1.6 million SBA grant will support small businesses throughout state
The federal Small Business Administration has announced a series of grants to Small Business Development Centers in Michigan and other states to help entrepreneurs start or grow their businesses and create jobs.
The Michigan Small Business and Technology Development Center based at GVSU received the largest of the grants. It will use it over the next two years to provide strategic and financial consulting to small businesses throughout the state, particularly manufacturers with nine or more employees and sales of $1 million-plus.
Grants to Alaska, California, Idaho, Iowa and South Carolina ranged from $325,000 to $655,055, while the grant to the MI-SBTDC totals $1,622,560.
SBA Deputy Administrator Marie Johns said the first six grants are part of $50 million in funding included in the Small Business Jobs Act of 2010 signed by the president last September.
The head of Michigan’s program, Carol Lopucki, said the grant will “allow us to bring onboard nine finance and strategy specialists to work directly with existing companies.”
“We are off and running. The hiring documents started spinning the moment this hit the ground,” Lopucki said.
Grand Valley State University is the statewide host of the MI-SBTDC organization, which has a network of a dozen locations throughout the state. Headquarters are at the GVSU Seidman College of Business in downtown Grand Rapids.
Jennifer Demaud, associate director of the MI-SBTDC, said Michigan received the largest of the first round of grants from the Small Business Jobs Act based on the state population, compared to the other states that just received grants.

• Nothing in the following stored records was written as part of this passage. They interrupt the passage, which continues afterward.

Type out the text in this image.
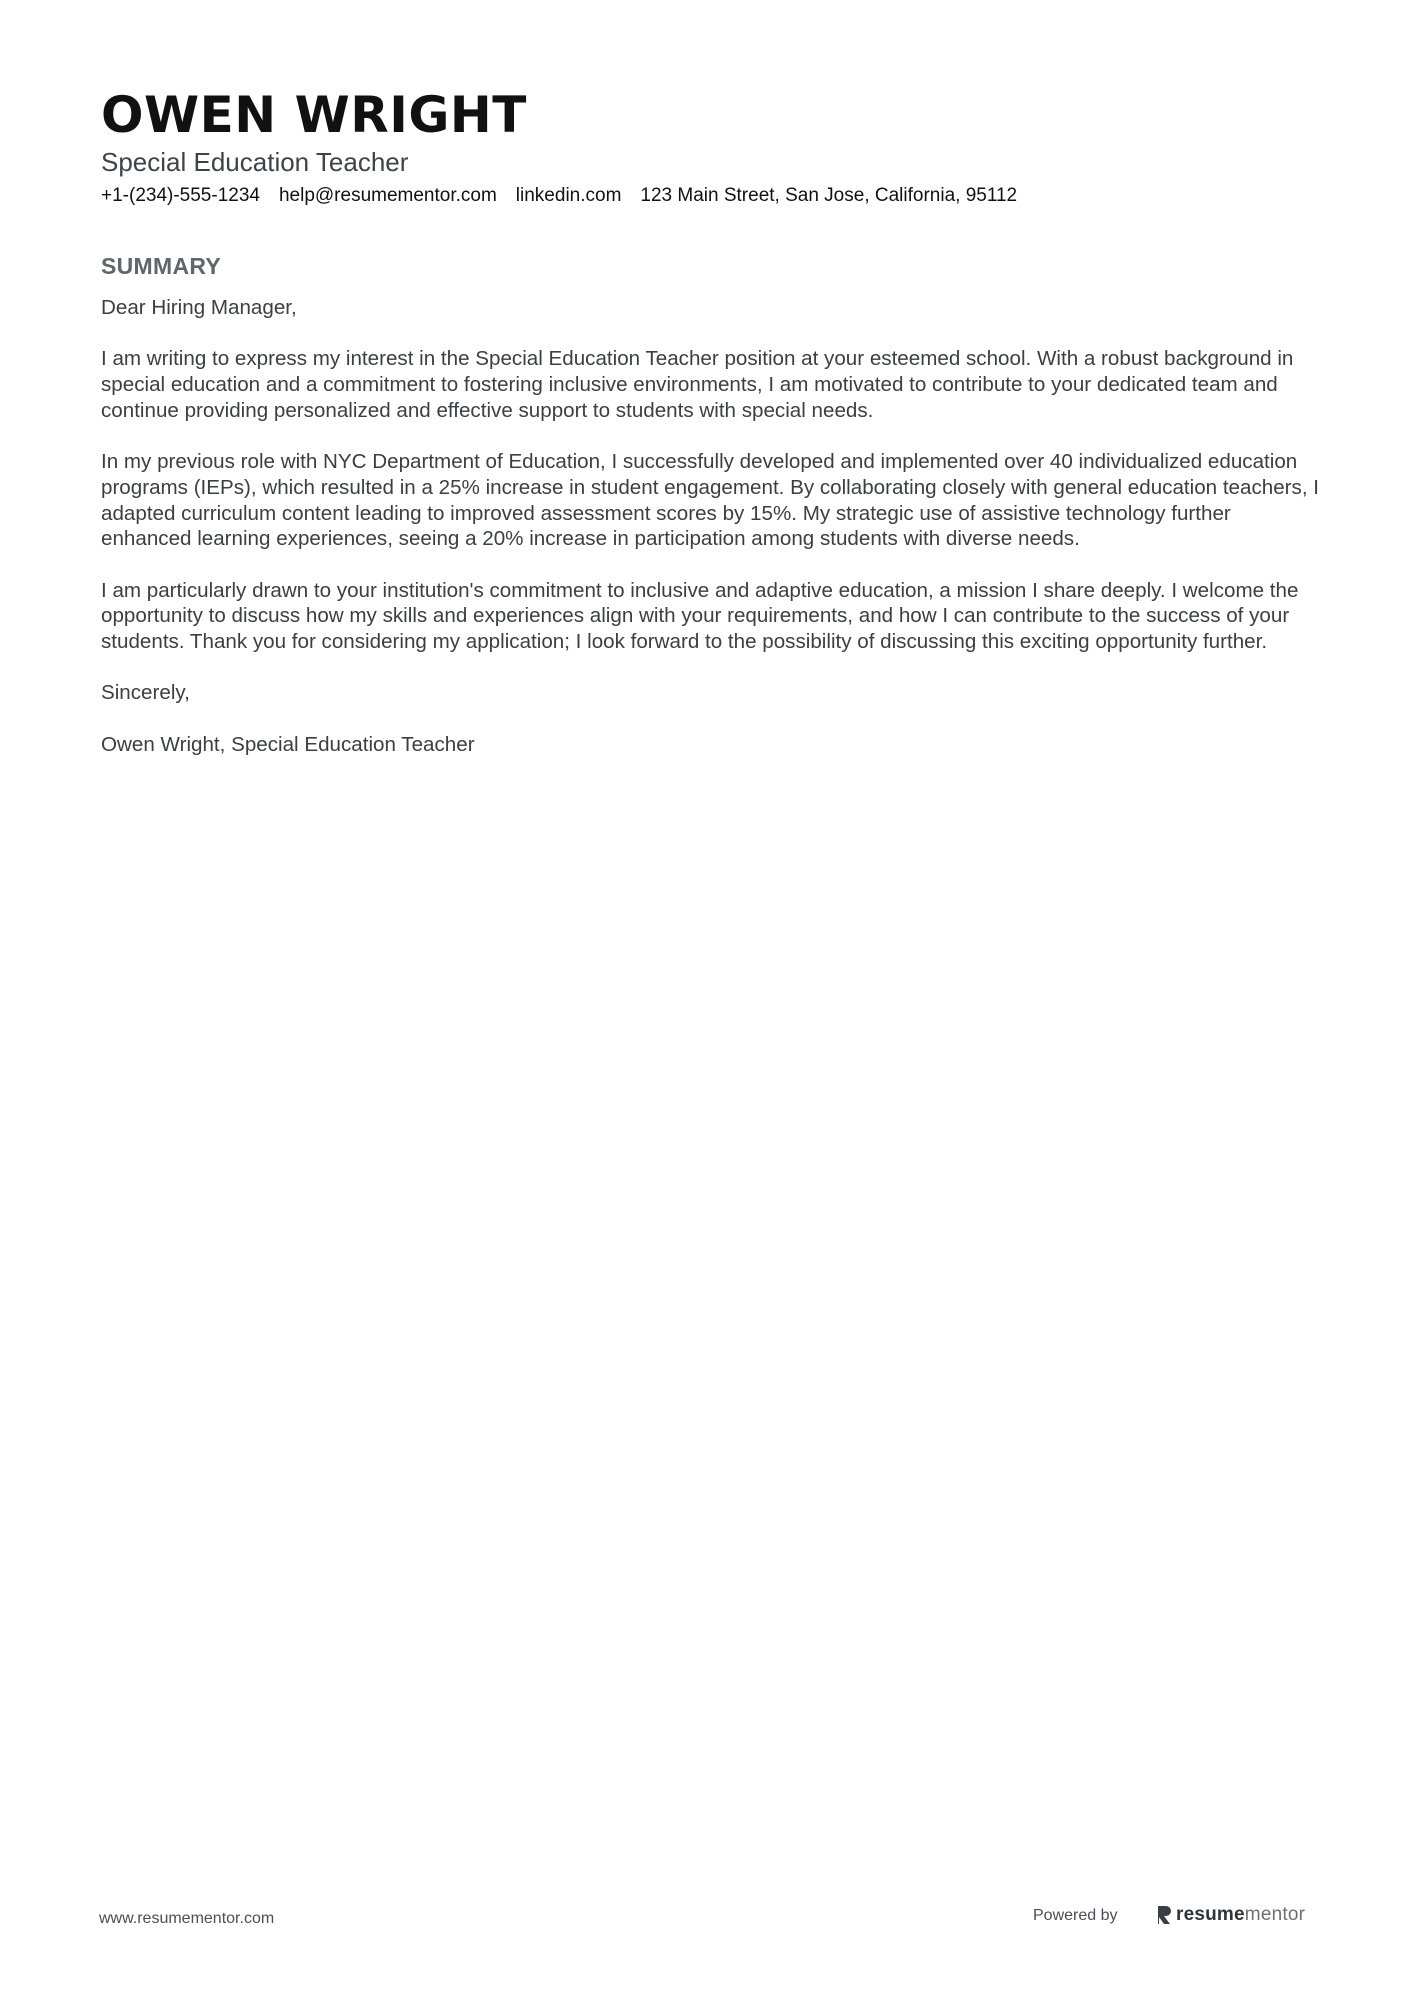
OWEN WRIGHT
Special Education Teacher
+1-(234)-555-1234 help@resumementor.com linkedin.com 123 Main Street, San Jose, California, 95112
SUMMARY

Dear Hiring Manager,

I am writing to express my interest in the Special Education Teacher position at your esteemed school. With a robust background in special education and a commitment to fostering inclusive environments, I am motivated to contribute to your dedicated team and continue providing personalized and effective support to students with special needs.

In my previous role with NYC Department of Education, I successfully developed and implemented over 40 individualized education programs (IEPs), which resulted in a 25% increase in student engagement. By collaborating closely with general education teachers, I adapted curriculum content leading to improved assessment scores by 15%. My strategic use of assistive technology further enhanced learning experiences, seeing a 20% increase in participation among students with diverse needs.

I am particularly drawn to your institution's commitment to inclusive and adaptive education, a mission I share deeply. I welcome the opportunity to discuss how my skills and experiences align with your requirements, and how I can contribute to the success of your students. Thank you for considering my application; I look forward to the possibility of discussing this exciting opportunity further.

Sincerely,

Owen Wright, Special Education Teacher

www.resumementor.com	Powered by	resumementor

“I would also like to note that Michigan was the first in with a proposal (to the SBA). We actually had a proposal right around Thanksgiving, so we are a shining example for all the SBTDCs” around the country, she said.
The MI-SBTDC goal over the two years of the funding is to increase its client consultation by 13,500 hours, increase access to capital for the second-stage manufacturing companies by $90 million, create 1,800 jobs, and increase help to the manufacturers that support its efforts to diversify into new markets, in view of the downturn in the state’s auto industry.
The nine new team members have prior experience in banking/finance and corporate strategic planning, she said.
A MI-SBTDC consultant can work with a small company and its lending institution to possibly improve that relationship. In some situations, she noted, the consultant may be able to help the small business “in seeking out other relationships” for capital.
Many small manufacturing companies do not have a chief financial officer, suggested Demaud, so the MI-SBTDC Growth Team and Manufacturing Team consultants can help in the areas of growth strategies and access to capital.
Entrepreneurs and small business owners may access the services of their nearest MI-SBTDC by calling (616) 331-7480.
SBTDCs provide counseling, training and market research for Michigan’s new business ventures, existing small businesses, expanding new businesses, new technology companies, and innovators.
In 2009, 27 percent of the 15,808 clients served by the SBTDC were manufacturing businesses.